Es war 1816, und ein französischer Arzt stand kurz davor, eine gehörige Portion Peinlichkeit zu erleben.
René Laënnec praktizierte in Paris, als eine junge Frau mit Herzbeschwerden in seine Praxis kam. Das damalige Vorgehen war einfach, aber unangenehm: Der Arzt musste sein Ohr direkt an die Brust der Patientin drücken, um ihren Herzschlag abzuhören.

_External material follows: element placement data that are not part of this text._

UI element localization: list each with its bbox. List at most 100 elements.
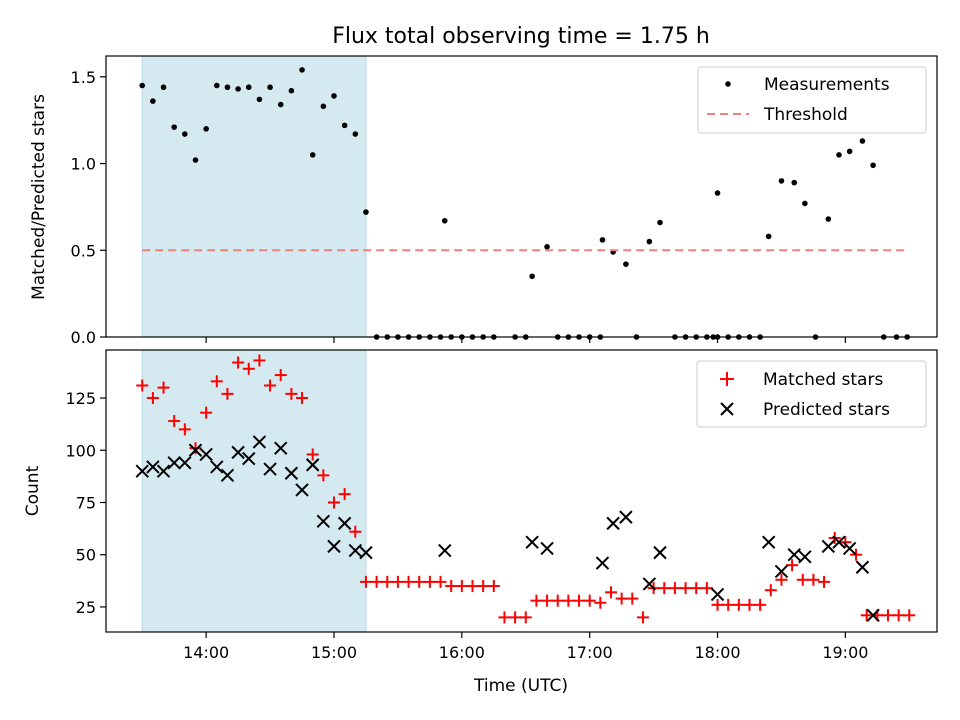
matched-star-point [487,580,500,593]
matched-star-point [381,575,394,588]
measurement-point [599,237,606,243]
predicted-star-point [348,543,363,558]
y-axis-label: Count [23,465,43,516]
y-tick-label: 25 [76,598,96,617]
plot-area [135,354,916,624]
y-axis-ticks: 25 50 75 100 125 [65,389,106,617]
measurement-point [825,216,832,222]
predicted-star-point [199,447,213,462]
x-tick-label: 14:00 [183,643,229,662]
matched-star-point [455,580,468,593]
matched-star-point [881,609,894,622]
measurement-point [802,200,808,207]
matched-star-point [711,598,724,611]
predicted-star-point [595,556,610,570]
matched-star-point [477,580,490,593]
matched-star-point [402,575,415,588]
measurement-point [441,217,448,224]
predicted-star-point [821,539,836,554]
matched-star-point [434,575,447,588]
predicted-star-point [263,462,277,476]
predicted-star-point [242,451,256,466]
matched-star-point [562,594,575,607]
predicted-star-point [337,516,352,531]
matched-star-point [306,448,319,461]
matched-star-point [232,356,245,369]
predicted-star-point [359,545,373,560]
matched-star-point [445,580,458,593]
predicted-star-point [327,539,341,554]
matched-star-point [583,594,596,607]
measurement-point [765,233,772,240]
matched-star-point [860,609,873,622]
predicted-star-point [188,443,203,457]
y-axis-label: Matched/Predicted stars [29,94,49,300]
legend-marker-predicted [720,402,734,416]
matched-star-point [317,469,330,482]
ratio-panel: Flux total observing time = 1.75 h 0.00.… [29,24,938,347]
matched-star-point [722,598,735,611]
matched-star-point [157,381,170,394]
predicted-star-point [855,560,870,574]
x-axis-label: Time (UTC) [473,676,568,696]
measurement-point [657,219,663,226]
legend-label-predicted: Predicted stars [763,400,890,420]
predicted-star-point [842,541,857,556]
matched-star-point [594,596,607,609]
predicted-star-point [606,516,620,531]
matched-star-point [615,592,628,605]
predicted-star-point [295,483,309,497]
matched-star-point [509,611,522,624]
matched-star-point [327,496,340,509]
legend: Matched stars Predicted stars [696,360,927,428]
matched-star-point [349,525,362,538]
matched-star-point [519,611,532,624]
measurement-point [288,87,295,94]
matched-star-point [189,442,202,455]
matched-star-point [391,575,404,588]
measurement-point [646,238,653,245]
measurement-point [544,244,550,250]
measurement-point [846,148,853,155]
chart-title: Flux total observing time = 1.75 h [332,24,710,49]
legend-marker-matched [720,372,734,386]
measurement-point [203,126,209,132]
predicted-star-point [146,460,160,474]
matched-star-point [264,379,277,392]
measurement-point [363,209,369,215]
matched-star-point [786,559,799,572]
matched-star-point [903,609,916,622]
matched-star-point [296,392,309,405]
matched-star-point [285,387,298,400]
matched-star-point [892,609,905,622]
plot-frame [105,55,938,338]
predicted-star-point [316,514,331,528]
matched-star-point [541,594,554,607]
measurement-point [139,82,146,89]
matched-star-point [796,573,809,586]
legend-marker-measurements [725,81,731,87]
matched-star-point [200,406,213,419]
x-tick-label: 15:00 [311,643,357,662]
measurement-point [235,86,241,92]
y-tick-label: 100 [65,441,96,460]
matched-star-point [743,598,756,611]
matched-star-point [136,379,149,392]
matched-star-point [658,582,671,595]
predicted-star-point [761,535,776,549]
measurement-point [341,122,348,129]
matched-star-point [168,415,181,428]
matched-star-point [818,575,831,588]
matched-star-point [850,548,863,561]
predicted-star-point [305,458,320,472]
matched-star-point [242,362,255,375]
matched-star-point [764,584,777,597]
y-tick-label: 50 [76,546,96,565]
predicted-star-point [252,435,267,449]
measurement-point [224,84,231,91]
predicted-star-point [167,456,181,470]
legend-box [696,360,927,428]
legend-label-measurements: Measurements [764,75,890,95]
matched-star-point [679,582,692,595]
matched-star-point [732,598,745,611]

Laënnec sah die junge Frau an, schätzte die Situation ein und beschloss, dass die Wissenschaft an diesem Tag würde warten müssen, bis er seine soziale Panik überwunden hatte. „Ihr Alter und ihr Geschlecht erlaubten mir nicht, die traditionelle Methode anzuwenden“, erklärte er später, als würde er gestehen, dass ihm alles lieber gewesen wäre, als wie ein forscher Mann herüberzukommen.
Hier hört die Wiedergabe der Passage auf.